Even if the pairwise comparison method is unfamiliar to most of us because we are more likely to be offered scale-based assessment in everyday life, it is still widely used in practice wherever simple methods are too imprecise. For example, it is the favoured method for tournament sports such as chess, tennis, fencing, badminton or others. In market research, it is used to determine consumer preferences. In clinical studies, it is used to assess the effectiveness of treatments or medication. The method is also used in psychology to investigate preferences and decision-making behaviour, in product development to evaluate design prototypes and in web design to optimise the user experience.

Personally, I used the method during my time as a research chemist to analyse the effect of influencing factors on complex issues. It is a high-precision statistical method and recognised state of the art. I would like to explain how this method works using a simple example from photography.

Suppose we are presented with five images that we have to rank:


To make the task challenging, examples from different genres were given: Flowers, people, landscape, sport, animals. They are all high-quality photographs. The technical quality is therefore irrelevant. The only decisive factors are the special nature of the shot and the image's effect on the viewer, whereby different standards must be applied to each image.

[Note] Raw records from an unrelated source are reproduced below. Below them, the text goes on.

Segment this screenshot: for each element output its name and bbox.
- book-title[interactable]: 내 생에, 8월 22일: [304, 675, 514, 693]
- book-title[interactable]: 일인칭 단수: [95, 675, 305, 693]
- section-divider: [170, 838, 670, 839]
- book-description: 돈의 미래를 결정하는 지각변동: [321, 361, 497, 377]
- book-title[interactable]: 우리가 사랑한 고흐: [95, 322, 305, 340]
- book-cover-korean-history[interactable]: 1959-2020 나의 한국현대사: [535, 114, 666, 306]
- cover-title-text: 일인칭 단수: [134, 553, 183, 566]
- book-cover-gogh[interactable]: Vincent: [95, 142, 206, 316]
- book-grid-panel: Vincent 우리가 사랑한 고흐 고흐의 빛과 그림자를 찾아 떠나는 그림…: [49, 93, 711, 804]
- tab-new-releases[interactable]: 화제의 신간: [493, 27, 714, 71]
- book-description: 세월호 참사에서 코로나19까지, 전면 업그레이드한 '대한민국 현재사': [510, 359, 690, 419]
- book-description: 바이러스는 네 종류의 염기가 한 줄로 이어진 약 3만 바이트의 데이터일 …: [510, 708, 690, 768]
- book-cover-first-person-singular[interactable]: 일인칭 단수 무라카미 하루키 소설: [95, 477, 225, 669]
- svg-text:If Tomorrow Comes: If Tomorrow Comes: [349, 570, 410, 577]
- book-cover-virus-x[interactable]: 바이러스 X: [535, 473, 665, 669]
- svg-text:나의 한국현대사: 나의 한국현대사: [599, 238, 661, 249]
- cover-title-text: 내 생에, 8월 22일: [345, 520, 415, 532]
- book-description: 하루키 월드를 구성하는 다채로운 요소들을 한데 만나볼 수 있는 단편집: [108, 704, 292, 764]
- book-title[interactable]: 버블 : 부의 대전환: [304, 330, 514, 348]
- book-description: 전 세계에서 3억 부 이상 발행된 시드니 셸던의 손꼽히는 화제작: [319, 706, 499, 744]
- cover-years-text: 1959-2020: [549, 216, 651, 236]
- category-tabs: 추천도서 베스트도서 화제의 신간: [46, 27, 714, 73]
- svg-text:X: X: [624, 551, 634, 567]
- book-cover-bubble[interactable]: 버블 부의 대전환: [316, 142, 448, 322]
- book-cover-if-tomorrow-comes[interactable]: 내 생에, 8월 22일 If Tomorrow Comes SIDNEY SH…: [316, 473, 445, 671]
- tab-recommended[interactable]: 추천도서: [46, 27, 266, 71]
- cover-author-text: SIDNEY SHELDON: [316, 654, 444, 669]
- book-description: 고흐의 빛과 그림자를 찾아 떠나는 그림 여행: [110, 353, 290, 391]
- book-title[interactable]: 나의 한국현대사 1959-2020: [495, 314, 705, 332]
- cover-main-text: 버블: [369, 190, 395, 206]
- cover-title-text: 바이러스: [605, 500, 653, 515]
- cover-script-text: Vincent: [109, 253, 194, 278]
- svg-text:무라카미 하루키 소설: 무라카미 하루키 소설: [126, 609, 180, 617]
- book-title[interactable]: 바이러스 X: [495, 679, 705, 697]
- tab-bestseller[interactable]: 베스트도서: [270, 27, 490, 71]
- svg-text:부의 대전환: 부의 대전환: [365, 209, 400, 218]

The task is complex. With a scale-based evaluation (for example, 1 to 5 points), it would most likely result in almost every image receiving 5 points from every juror. This may flatter the respective photographers, but it makes us fail.

This is where the pairwise comparison comes in handy. The images all compete against each other. There are n×(n-1)/2 comparisons necessary. For our example, these are the following 5×(5-1)/2=10 combinations:


As an example, you could make the following 10 individual decisions (grey = discard, coloured = keep)


These decisions are entered into a matrix (0 = discard, 1 = keep) in the blue fields. The white fields are automatically calculated as the opposite. In the column on the far right, the sum of the evaluations appears, automatically resulting in a ranking:


You immediately recognise the great power of this method, but also the big problem: With many images, the matrix becomes huge and manually unmanageable. This is because n×(n-1)/2 comparisons are required for n elements. With 48 images, this means 48×47/2=1128 comparisons! Without suitable software, the analysis would be a tedious task. This is the reason why the pairwise comparison is not yet widely used in photo evaluation, although it is actually the more objective method. But fortunately, we now have suitable software tools at our disposal so that we can easily use this more effective method for our needs.

And now to the confusion that Laura noticed because the display of the interim results was inadvertently activated during the ongoing voting process. (Sorry, that shouldn't have happened. Nowhere in the world are interim results shown during an ongoing electoral process to avoid influencing subsequent voters.)

As Laura noted, she was confused about not having seen all the images. This is understandable, but it is not at all necessary to present all pairs of images to all jurors. It would overwhelm them all to have to judge such a large number of image pairs.

An African proverb says: ‘How do you eat an elephant? You cut it up and eat it piece by piece." In this sense, the total number of comparisons required can easily be divided among several judges in order to reduce the workload and achieve a solid and objective assessment. For example, the comparisons can be divided evenly between the judges using the round robin method. Alternatively, block allocation can be used. The ‘random assignment’ method I have chosen is the best, but also the most labour-intensive: the pairwise comparisons are randomly assigned to the jurors so that each juror evaluates a random subset of the total comparisons. This can also be done multiple times to ensure that each comparison is evaluated by more than one judge, which increases reliability.

Without software support, all this used to be very laborious. You spent hours working on tables in which you were not allowed to make any mistakes. But thanks to suitable software, the method is now also very easy to use.

To summarise, it can be said that the method of pairwise comparison is more reliable and meaningful than the widespread scale-based votings. Nevertheless, due to the amount of work involved, it was previously not very popular and therefore not widely used in the non-professional sector. Thanks to the availability of suitable software tools, however, these obstacles no longer exist. As a result, the method can now also be used with advantage by non-professionals.

St. Johann in Tyrol
June 10, 2024
Bernhard

Addendum: This method is also ideal if we want to select just 12 images from a large number for an annual photo calendar, for example. Or if we want to find the one we want to add to an application from 50 outstanding portrait shots. Try it!